Of course, for every person longing for the comfort and sense of belonging of home, there is someone else fighting to get away. We’ve already seen that Delmond Lambreaux has a fraught relationship not only with his father but with New Orleans. In this episode we are invited to view his life in New York and witness his reluctance to be pulled back into the trappings of home. He has done all he can to distance himself, the last thing he wants to do is return. There is expansion on a theme introduced by Delmond in the past – that New Orleans produces musicians but does not appreciate them. As his agent encourages him to go on tour and play up his roots listing a number of artists from the city, Delmond insists that while he may be from New Orleans he does not play New Orleans jazz, and all of the successful artists are alike in this regard.
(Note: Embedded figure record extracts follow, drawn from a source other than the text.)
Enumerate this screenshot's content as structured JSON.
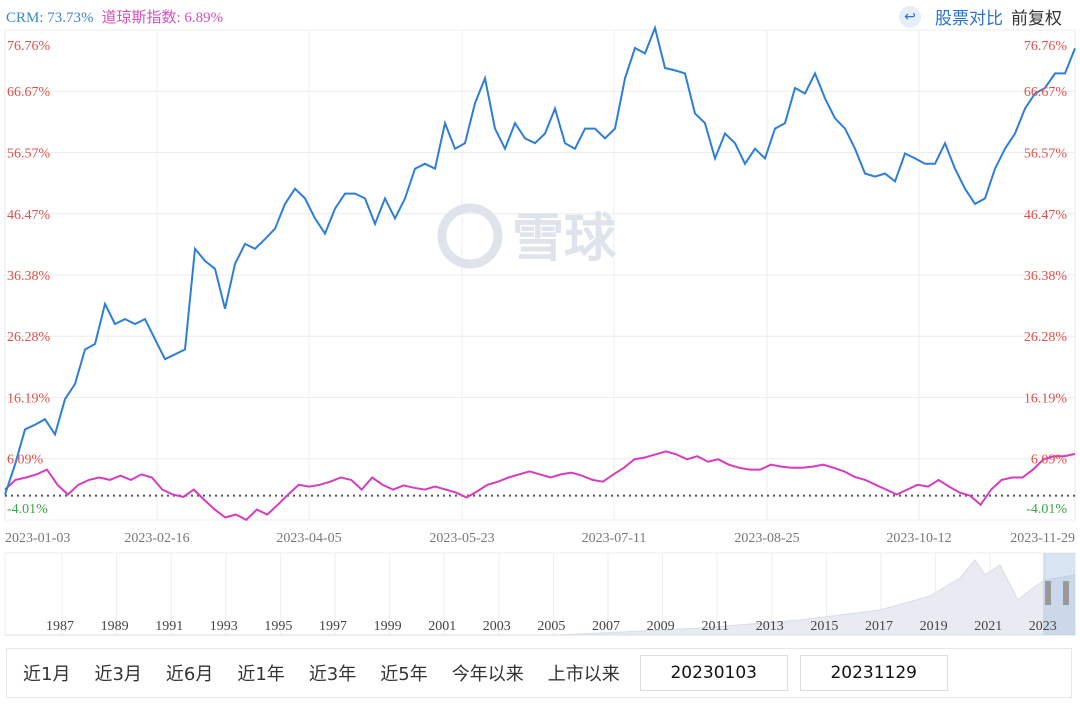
{
  "legend": {
    "crm": "CRM: 73.73%",
    "dow": "道琼斯指数: 6.89%"
  },
  "toolbar": {
    "back_icon": "undo-arrow-icon",
    "compare": "股票对比",
    "adjust": "前复权"
  },
  "watermark": "雪球",
  "colors": {
    "crm": "#2e7fd4",
    "dow": "#d63cbf",
    "up": "#e0504a",
    "down": "#3aa54a"
  },
  "chart_data": {
    "type": "line",
    "ylim": [
      -4.01,
      76.76
    ],
    "yticks": [
      "76.76%",
      "66.67%",
      "56.57%",
      "46.47%",
      "36.38%",
      "26.28%",
      "16.19%",
      "6.09%",
      "-4.01%"
    ],
    "ytick_values": [
      76.76,
      66.67,
      56.57,
      46.47,
      36.38,
      26.28,
      16.19,
      6.09,
      -4.01
    ],
    "xticks": [
      "2023-01-03",
      "2023-02-16",
      "2023-04-05",
      "2023-05-23",
      "2023-07-11",
      "2023-08-25",
      "2023-10-12",
      "2023-11-29"
    ],
    "baseline": 0,
    "series": [
      {
        "name": "CRM",
        "values": [
          0.17,
          5.1,
          10.9,
          11.7,
          12.6,
          10.1,
          15.9,
          18.4,
          24.1,
          25.0,
          31.6,
          28.3,
          29.1,
          28.3,
          29.1,
          25.8,
          22.5,
          23.3,
          24.1,
          40.7,
          38.7,
          37.4,
          30.8,
          38.2,
          41.5,
          40.7,
          42.3,
          44.0,
          48.1,
          50.6,
          49.0,
          45.7,
          43.2,
          47.3,
          49.8,
          49.8,
          49.0,
          44.8,
          49.0,
          45.7,
          49.0,
          53.9,
          54.7,
          53.9,
          61.4,
          57.2,
          58.1,
          64.7,
          68.8,
          60.5,
          57.2,
          61.4,
          58.9,
          58.1,
          59.7,
          63.8,
          58.1,
          57.2,
          60.5,
          60.5,
          58.9,
          60.5,
          68.8,
          73.8,
          72.9,
          77.1,
          70.5,
          70.1,
          69.6,
          63.0,
          61.4,
          55.6,
          59.7,
          58.1,
          54.7,
          57.2,
          55.6,
          60.5,
          61.4,
          67.2,
          66.3,
          69.6,
          65.5,
          62.2,
          60.5,
          57.2,
          53.1,
          52.6,
          53.1,
          51.8,
          56.4,
          55.6,
          54.7,
          54.7,
          58.1,
          53.9,
          50.6,
          48.1,
          49.0,
          53.9,
          57.2,
          59.7,
          63.8,
          66.3,
          67.2,
          69.6,
          69.6,
          73.73
        ]
      },
      {
        "name": "道琼斯指数",
        "values": [
          1.0,
          2.6,
          3.0,
          3.5,
          4.3,
          1.8,
          0.2,
          1.8,
          2.6,
          3.0,
          2.6,
          3.3,
          2.6,
          3.5,
          3.0,
          1.0,
          0.2,
          -0.2,
          1.0,
          -0.7,
          -2.3,
          -3.6,
          -3.1,
          -4.0,
          -2.3,
          -3.1,
          -1.5,
          0.2,
          1.8,
          1.5,
          1.8,
          2.3,
          3.0,
          2.6,
          1.0,
          3.0,
          1.8,
          1.0,
          1.7,
          1.3,
          1.0,
          1.5,
          1.0,
          0.5,
          -0.3,
          0.7,
          1.8,
          2.3,
          3.0,
          3.5,
          4.0,
          3.5,
          3.0,
          3.5,
          3.8,
          3.3,
          2.6,
          2.3,
          3.5,
          4.6,
          6.0,
          6.3,
          6.8,
          7.3,
          6.8,
          6.0,
          6.5,
          5.6,
          6.0,
          5.1,
          4.6,
          4.3,
          4.3,
          5.1,
          4.8,
          4.6,
          4.6,
          4.8,
          5.1,
          4.6,
          4.0,
          3.1,
          2.6,
          1.8,
          1.0,
          0.2,
          1.0,
          1.8,
          1.5,
          2.6,
          1.5,
          0.5,
          0,
          -1.5,
          1.0,
          2.6,
          3.0,
          3.0,
          4.3,
          6.0,
          6.5,
          6.5,
          6.89
        ]
      }
    ]
  },
  "navigator": {
    "years": [
      "1987",
      "1989",
      "1991",
      "1993",
      "1995",
      "1997",
      "1999",
      "2001",
      "2003",
      "2005",
      "2007",
      "2009",
      "2011",
      "2013",
      "2015",
      "2017",
      "2019",
      "2021",
      "2023"
    ],
    "selected_range": [
      "2023-01-03",
      "2023-11-29"
    ]
  },
  "ranges": [
    "近1月",
    "近3月",
    "近6月",
    "近1年",
    "近3年",
    "近5年",
    "今年以来",
    "上市以来"
  ],
  "start_date": "20230103",
  "end_date": "20231129"
}
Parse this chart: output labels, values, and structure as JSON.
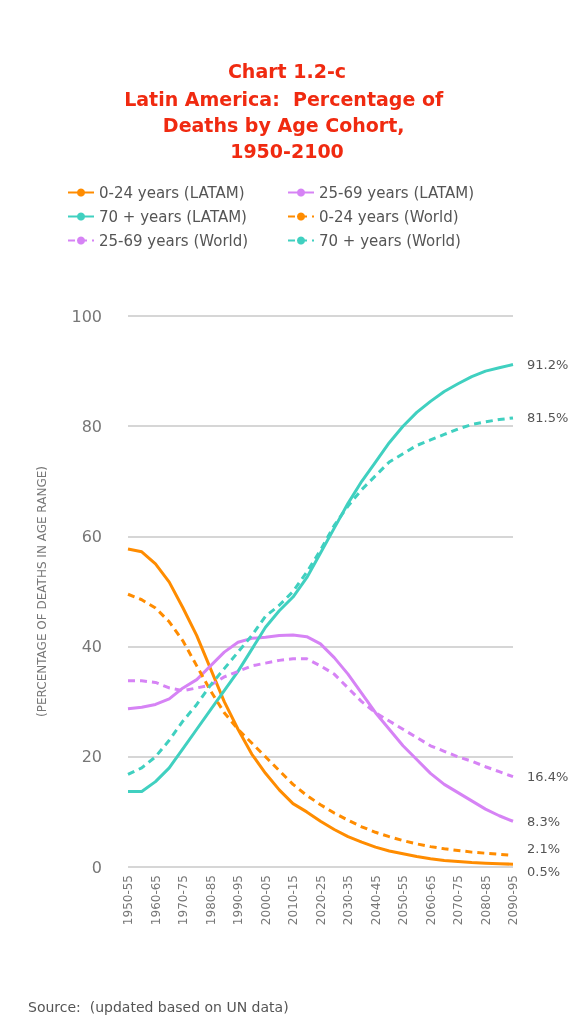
{
  "chart_data": {
    "type": "line",
    "title": "Chart 1.2-c",
    "subtitle": "Latin America:  Percentage of Deaths by Age Cohort, 1950-2100",
    "ylabel": "(PERCENTAGE OF DEATHS IN AGE RANGE)",
    "categories": [
      "1950-55",
      null,
      "1960-65",
      null,
      "1970-75",
      null,
      "1980-85",
      null,
      "1990-95",
      null,
      "2000-05",
      null,
      "2010-15",
      null,
      "2020-25",
      null,
      "2030-35",
      null,
      "2040-45",
      null,
      "2050-55",
      null,
      "2060-65",
      null,
      "2070-75",
      null,
      "2080-85",
      null,
      "2090-95"
    ],
    "series": [
      {
        "name": "0-24 years (LATAM)",
        "color": "#ff8c00",
        "line_style": "solid",
        "values": [
          57.7,
          57.2,
          55,
          51.7,
          47,
          42,
          36,
          30,
          25,
          20.5,
          17,
          14,
          11.5,
          10,
          8.3,
          6.8,
          5.5,
          4.5,
          3.6,
          2.9,
          2.4,
          1.9,
          1.5,
          1.2,
          1.0,
          0.8,
          0.7,
          0.6,
          0.5
        ],
        "value_labels": [
          null,
          null,
          null,
          null,
          null,
          null,
          null,
          null,
          null,
          null,
          null,
          null,
          null,
          null,
          null,
          null,
          null,
          null,
          null,
          null,
          null,
          null,
          null,
          null,
          null,
          null,
          null,
          null,
          "0.5%"
        ]
      },
      {
        "name": "25-69 years (LATAM)",
        "color": "#d683f5",
        "line_style": "solid",
        "values": [
          28.7,
          29,
          29.5,
          30.5,
          32.5,
          34,
          36.5,
          39,
          40.8,
          41.5,
          41.7,
          42,
          42.1,
          41.8,
          40.5,
          38,
          35,
          31.5,
          28,
          25,
          22,
          19.5,
          17,
          15,
          13.5,
          12,
          10.5,
          9.3,
          8.3
        ],
        "value_labels": [
          null,
          null,
          null,
          null,
          null,
          null,
          null,
          null,
          null,
          null,
          null,
          null,
          null,
          null,
          null,
          null,
          null,
          null,
          null,
          null,
          null,
          null,
          null,
          null,
          null,
          null,
          null,
          null,
          "8.3%"
        ]
      },
      {
        "name": "70 + years (LATAM)",
        "color": "#40d0c0",
        "line_style": "solid",
        "values": [
          13.7,
          13.7,
          15.5,
          18,
          21.5,
          25,
          28.5,
          32,
          35.5,
          39.5,
          43.5,
          46.5,
          49,
          52.5,
          57,
          61.5,
          66,
          70,
          73.5,
          77,
          80,
          82.5,
          84.5,
          86.3,
          87.7,
          89,
          90,
          90.6,
          91.2
        ],
        "value_labels": [
          null,
          null,
          null,
          null,
          null,
          null,
          null,
          null,
          null,
          null,
          null,
          null,
          null,
          null,
          null,
          null,
          null,
          null,
          null,
          null,
          null,
          null,
          null,
          null,
          null,
          null,
          null,
          null,
          "91.2%"
        ]
      },
      {
        "name": "0-24 years (World)",
        "color": "#ff8c00",
        "line_style": "dashed",
        "values": [
          49.5,
          48.5,
          47,
          44.5,
          41,
          36.5,
          32,
          28,
          25,
          22.5,
          20,
          17.5,
          15,
          13,
          11.3,
          9.8,
          8.5,
          7.3,
          6.3,
          5.5,
          4.8,
          4.2,
          3.7,
          3.3,
          3.0,
          2.7,
          2.5,
          2.3,
          2.1
        ],
        "value_labels": [
          null,
          null,
          null,
          null,
          null,
          null,
          null,
          null,
          null,
          null,
          null,
          null,
          null,
          null,
          null,
          null,
          null,
          null,
          null,
          null,
          null,
          null,
          null,
          null,
          null,
          null,
          null,
          null,
          "2.1%"
        ]
      },
      {
        "name": "25-69 years (World)",
        "color": "#d683f5",
        "line_style": "dashed",
        "values": [
          33.8,
          33.8,
          33.5,
          32.5,
          32,
          32.5,
          33,
          34.5,
          35.5,
          36.5,
          37,
          37.5,
          37.8,
          37.8,
          36.5,
          35,
          32.5,
          30,
          28,
          26.5,
          25,
          23.5,
          22,
          21,
          20,
          19.2,
          18.2,
          17.3,
          16.4
        ],
        "value_labels": [
          null,
          null,
          null,
          null,
          null,
          null,
          null,
          null,
          null,
          null,
          null,
          null,
          null,
          null,
          null,
          null,
          null,
          null,
          null,
          null,
          null,
          null,
          null,
          null,
          null,
          null,
          null,
          null,
          "16.4%"
        ]
      },
      {
        "name": "70 + years (World)",
        "color": "#40d0c0",
        "line_style": "dashed",
        "values": [
          16.8,
          18,
          20,
          23,
          26.5,
          29.5,
          33,
          36,
          39,
          42,
          45.5,
          47.5,
          50,
          53.5,
          57.5,
          62,
          65.5,
          68.5,
          71,
          73.5,
          75,
          76.5,
          77.5,
          78.5,
          79.5,
          80.3,
          80.8,
          81.2,
          81.5
        ],
        "value_labels": [
          null,
          null,
          null,
          null,
          null,
          null,
          null,
          null,
          null,
          null,
          null,
          null,
          null,
          null,
          null,
          null,
          null,
          null,
          null,
          null,
          null,
          null,
          null,
          null,
          null,
          null,
          null,
          null,
          "81.5%"
        ]
      }
    ],
    "ylim": [
      0,
      100
    ],
    "yticks": [
      0,
      20,
      40,
      60,
      80,
      100
    ],
    "grid": "y",
    "legend": "top",
    "marker": "none",
    "annotations": [
      "Source:  (updated based on UN data)"
    ]
  }
}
However, New Orleans’ hold on Delmond may be more tenacious than he wishes as his professional success appears dependent on associations and opportunities forged there. Indeed, the tour his agent wants him to join culminates there. As the series continues hopefully Delmond will be the vehicle to flesh out these themes of attraction and repulsion to home and the relationship of expatriates to their culture of origin.
There’s no shortage of further interesting points to note but to prevent this from becoming a dissertation here are a few choice moments:
– It seems Albert will finally have someone to pass down the Indian tradition to in the form of Darius. It also doesn’t hurt that his aunt Lulu can burn and has “a crack that needs tending to upstairs”. Mhmm.
– LaDonna still has one hell of a soft spot for Antoine. The scene of him serenading her at the bar was perfect.
– Davis for city council? Pot for Potholes? Say it ain’t so.
– And in closing another commenter shout-out to Seanathan for linking to these great blog posts by Dave Walker of the Times-Picayune that explain all things Treme. He demystifies the references in the show and is an invaluable guide to those unfamiliar with the geography, language and music of New Orleans.